Acute leukemias represent clinical emergencies that require rapid diagnostic evaluation; however, current multimodal testing paradigms often generate fragmented diagnostic information over several days, which may delay initiation of optimal therapy. Recent advances in long-read sequencing technologies have enabled a more comprehensive characterization of disease biology, extending beyond conventional genetic abnormalities to include disease-associated epigenomic features. Leveraging these advances in genomics and AI, Steinicke et al. developed MARLIN, a neural network-based model for rapid epigenomic classification of acute leukemia. In their study, the model accurately classified all evaluated cases within a two-hour turnaround time [27]. These approaches highlight the potential for AI to reduce diagnostic latency arising from staggered assay turnaround times, particularly in acute leukemia.
Molecular MRD assessment has become a critical component of diagnosis, risk stratification, and response monitoring in hematologic neoplasms, particularly acute leukemias and other myeloid malignancies [28,29]. NGS-based MRD assays enable sensitive detection of residual disease through tracking of patient-specific somatic variants, but they also generate complex, high-dimensional data across multiple loci and longitudinal time points. AI approaches are increasingly being explored to support molecular MRD workflows by assisting with variant prioritization, distinguishing true residual disease from technical noise, and modeling clonal dynamics over time, rather than making autonomous MRD determinations. Expert consensus guidelines emphasize that molecular MRD interpretation must be performed longitudinally and in a clinical context, as isolated low-level variants may reflect clonal hematopoiesis, therapy-related selection, or assay artifacts rather than persistent disease. AI-based methods can assist with variant prioritization and modeling of clonal dynamics but do not replace expert clinical interpretation [7,25,26,28,29,30]. As molecular MRD assays expand to include broader genomic and epigenomic features, AI-based methods may help manage analytic complexity and reduce diagnostic latency, while final interpretation and clinical integration remain the responsibility of molecular pathologists [7,26,30].

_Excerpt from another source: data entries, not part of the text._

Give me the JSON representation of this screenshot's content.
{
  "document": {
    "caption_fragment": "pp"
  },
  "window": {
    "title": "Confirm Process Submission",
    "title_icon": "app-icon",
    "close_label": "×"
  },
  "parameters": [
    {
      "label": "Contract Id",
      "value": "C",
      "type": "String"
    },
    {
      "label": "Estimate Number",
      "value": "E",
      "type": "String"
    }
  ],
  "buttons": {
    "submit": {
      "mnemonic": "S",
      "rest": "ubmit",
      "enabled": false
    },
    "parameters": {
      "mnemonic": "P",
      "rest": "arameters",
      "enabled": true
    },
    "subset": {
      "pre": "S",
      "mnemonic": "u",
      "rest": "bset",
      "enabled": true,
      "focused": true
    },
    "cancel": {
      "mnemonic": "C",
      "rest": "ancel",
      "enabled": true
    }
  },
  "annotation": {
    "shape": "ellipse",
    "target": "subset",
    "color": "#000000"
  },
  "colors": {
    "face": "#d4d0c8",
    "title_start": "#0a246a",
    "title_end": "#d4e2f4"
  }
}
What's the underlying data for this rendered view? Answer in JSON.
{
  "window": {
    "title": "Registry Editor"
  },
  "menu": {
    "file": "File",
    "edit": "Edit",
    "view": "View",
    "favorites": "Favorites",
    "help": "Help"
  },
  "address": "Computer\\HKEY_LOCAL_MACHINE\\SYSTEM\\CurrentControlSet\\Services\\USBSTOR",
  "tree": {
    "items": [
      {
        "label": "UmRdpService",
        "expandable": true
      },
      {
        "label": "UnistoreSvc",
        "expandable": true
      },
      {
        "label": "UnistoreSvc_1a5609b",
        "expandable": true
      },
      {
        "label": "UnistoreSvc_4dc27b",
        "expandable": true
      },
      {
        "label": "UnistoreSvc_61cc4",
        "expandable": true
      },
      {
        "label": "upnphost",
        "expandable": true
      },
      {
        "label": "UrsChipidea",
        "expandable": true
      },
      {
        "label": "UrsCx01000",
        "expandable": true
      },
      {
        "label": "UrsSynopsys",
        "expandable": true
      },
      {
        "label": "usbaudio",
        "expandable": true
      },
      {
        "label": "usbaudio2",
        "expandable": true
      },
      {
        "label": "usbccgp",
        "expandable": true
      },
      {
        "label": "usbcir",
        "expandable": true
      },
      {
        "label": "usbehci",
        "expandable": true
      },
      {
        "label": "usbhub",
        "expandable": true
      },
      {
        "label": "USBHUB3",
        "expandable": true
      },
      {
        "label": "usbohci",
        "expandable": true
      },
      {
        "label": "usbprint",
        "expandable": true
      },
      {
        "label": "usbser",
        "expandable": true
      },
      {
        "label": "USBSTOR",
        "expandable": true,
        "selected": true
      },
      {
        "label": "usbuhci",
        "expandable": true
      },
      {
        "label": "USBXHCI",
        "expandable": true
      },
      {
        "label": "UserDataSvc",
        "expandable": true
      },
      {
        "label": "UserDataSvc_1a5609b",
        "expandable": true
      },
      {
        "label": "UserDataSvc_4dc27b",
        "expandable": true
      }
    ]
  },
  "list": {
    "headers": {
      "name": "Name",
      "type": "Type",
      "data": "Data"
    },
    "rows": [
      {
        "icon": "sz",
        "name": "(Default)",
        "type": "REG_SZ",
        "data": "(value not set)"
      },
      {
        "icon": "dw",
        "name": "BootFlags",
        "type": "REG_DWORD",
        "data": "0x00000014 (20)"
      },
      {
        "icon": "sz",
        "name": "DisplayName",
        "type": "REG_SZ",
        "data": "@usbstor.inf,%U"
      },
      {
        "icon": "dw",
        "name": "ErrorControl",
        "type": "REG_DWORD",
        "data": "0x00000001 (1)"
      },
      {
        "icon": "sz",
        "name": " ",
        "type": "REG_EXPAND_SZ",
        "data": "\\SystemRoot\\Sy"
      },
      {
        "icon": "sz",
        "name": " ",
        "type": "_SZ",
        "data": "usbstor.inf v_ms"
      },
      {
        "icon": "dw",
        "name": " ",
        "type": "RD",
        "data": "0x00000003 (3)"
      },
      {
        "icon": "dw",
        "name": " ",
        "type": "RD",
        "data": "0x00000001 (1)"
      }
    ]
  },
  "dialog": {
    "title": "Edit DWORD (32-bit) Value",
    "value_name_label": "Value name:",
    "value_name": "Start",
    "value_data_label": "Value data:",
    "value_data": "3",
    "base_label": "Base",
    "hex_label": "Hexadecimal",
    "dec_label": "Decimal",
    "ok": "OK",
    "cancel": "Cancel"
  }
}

A complementary, increasingly explored strategy involves integrating multimodal data to develop disease-specific risk-stratification and prognostic models. Several groups have applied machine learning to large cohorts of patients with MDS and AML, combining mutational profiles, cytogenetic data, and clinical variables to improve prognostic performance compared with traditional scoring systems [31,32]. While many of these models rely on methods such as gradient boosting or regularized regression rather than deep learning, they share a common objective of capturing complex, multivariable relationships that are difficult to model using conventional approaches.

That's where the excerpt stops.